Professional organisations for fun and profit
I’ve been over at MMU again today, this time talking to the MA Library and Information Management students about the value of professional organisations.
I always enjoy talking to new professionals. It leaves me feeling very energised, and optimistic about the future of the profession! As well as the slides above, I did 10 minutes on Voices for the Library, as they were unable to send a current member as rep to MMU this year.
The group came up with some really interesting questions about professional organisations and campaigning which raised some good points I haven’t covered, so I’ll summarise some of the questions and my responses.
Campaigning: why can’t people employed by local authorities campaign against them? Does this apply to all jobs?
If you work for a local authority, it’s likely to be in your contract or conditions of employment that you’re not allowed to undertake any actions that might be a conflict of interest with your employers, or bring your employer into disrepute. Political campaigning might also be prohibited. Campaigning and speaking out publicly against cuts can be considered to be doing all of those, and you may be threatened with dismissal or disciplinary proceedings. Talk to an employment lawyer or your union if you’re worried about your contract and what you can and can’t do.
Can non library/info professionals help out with VftL and campaigning?
Absolutely! Contact Voices for the Library or your local campaign group to ask how you can help speak up for libraries.
How do you find the time to be involved with all these things?
You need to find your personal balance. Some people can commit to working 10,12,14-hour days and thrive on it, producing excellent work! Others need more time for themselves, and can only commit short periods of time to professional involvement. It all depends on your circumstances and capabilities, and there’s no shame in committing less time than someone else is.
You may only find out your personal limits when you over-commit. That’s ok, too – figure out what you can and can’t do, and try to bring your life back into balance. Try and meet your existing commitments if you can, but maybe don’t take on any new ones.
See if your employer will allow you some work time for CPD or professional involvement. If you’re developing yourself as a professional, you’re going to be a better employee, which benefits them. It’s also a good advertisement for the to have their employees professionally active and involved, getting the organisation known as someone who employs good staff.
Make the most of the time you do have. If you can only manage half an hour a week, that’s fine – just make sure that you use that half an hour to its best advantage. What’ the most helpful, most impactful thing you can do with that time?
If I’m a member of an organisation, should I add it to my CV? How will that benefit me?
Yes! Being a member of a professional organisation tells the person looking at your CV that you’re committed to the profession – that you’ve committed at least some money to it, and probably time and effort, too. Professional memberships can show that you have professional awareness, and can help you stand out against people with similar experience and qualifications.
While being a member looks good on your CV, being an active member looks even better! Committee positions, professional qualifications, publications in professional literature – they all help showcase your talents, skills, and commitment to the profession.

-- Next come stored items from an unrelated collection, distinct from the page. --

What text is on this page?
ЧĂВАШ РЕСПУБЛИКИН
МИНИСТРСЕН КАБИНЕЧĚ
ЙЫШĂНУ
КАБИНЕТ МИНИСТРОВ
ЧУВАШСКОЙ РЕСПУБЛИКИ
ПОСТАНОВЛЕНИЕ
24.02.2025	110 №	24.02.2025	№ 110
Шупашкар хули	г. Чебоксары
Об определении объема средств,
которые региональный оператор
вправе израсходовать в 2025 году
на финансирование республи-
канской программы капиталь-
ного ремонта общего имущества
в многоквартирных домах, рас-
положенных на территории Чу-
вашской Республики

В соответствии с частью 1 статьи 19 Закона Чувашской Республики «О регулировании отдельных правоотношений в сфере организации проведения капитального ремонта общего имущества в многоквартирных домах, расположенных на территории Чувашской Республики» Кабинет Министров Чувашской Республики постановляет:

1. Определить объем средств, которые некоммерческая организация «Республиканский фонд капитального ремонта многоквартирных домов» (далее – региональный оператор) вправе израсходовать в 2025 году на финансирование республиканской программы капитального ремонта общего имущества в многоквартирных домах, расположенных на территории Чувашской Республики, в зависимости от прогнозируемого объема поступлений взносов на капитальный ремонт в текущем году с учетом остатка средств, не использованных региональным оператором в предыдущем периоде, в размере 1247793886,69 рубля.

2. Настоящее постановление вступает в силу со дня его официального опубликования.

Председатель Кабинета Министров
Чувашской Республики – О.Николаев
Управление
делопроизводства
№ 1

Some jobs require CILIP Chartership – for example, The University of Teesside require all new library staff to be either Chartered Members of CILIP, or willing to work towards Chartership within a certain amount of time.
Do you know anyone who’s got a job through networking?
Yes, several – and probably many more I don’t know about! Networking isn’t just about promoting yourself – it’s about making genuine connections with people. Once they know who you are and what you can do, they”re more likely to come to you and ask you to do things.
One of my colleagues, Lisa Jeskins, is about to go freelance as a trainer, and most of her booking have come from people she’s worked with on committees met at events, presented to – people who know her as a person and recognise her talents.
The key to good networking is professional generosity. Help others out of a genuine desire to help, not self-interest, and you’ll find that you’ll make friends who will be eager to help you in return.
The profession: do you think librarians need to come through a professional qualification, as opposed to work-place learning and development?
A very interesting question. The CILIP Future Skills Project Board has touched on this recently in the Qualifications review, and I think it’s an important issue for the profession.
I think it’s very important that the profession be open to entrants through work or study, and shouldn’t exclude those who (for whatever reason) are unable to undertake a post-graduate qualification. Though I do believe to be a professional librarian, you should undertake some form of professional qualification, be it through formal learning or a professional body. Having a qualified body of workers helps to advocate the value of the profession.
Library courses can be seen as hot-houses – they will enable you to understand and obtain the range of skills and knowledge that you need to be a library/information/knowledge professional within a short space of time. While they can’t teach you everything, they should equip you to be a reflective, questioning practitioner, and help teach you how to learn, and plan and manage your own further development.
I do think it’s possible to be just as good a professional practitioner without the formal post-grad qualification, but I think you’ll have to work harder to manage your own development, and to create opportunities and time to develop yourself. Your professional organisations are there to help you do that.
Remember that library school isn’t just about what you learn in the lecture theatre. It’s also about starting to make connections and build up your network. Your lecturers are a set of people who are there just to help you develop, so make the most of them! And your classmates are your future professional colleagues – connections you make now may still be important to you after many years.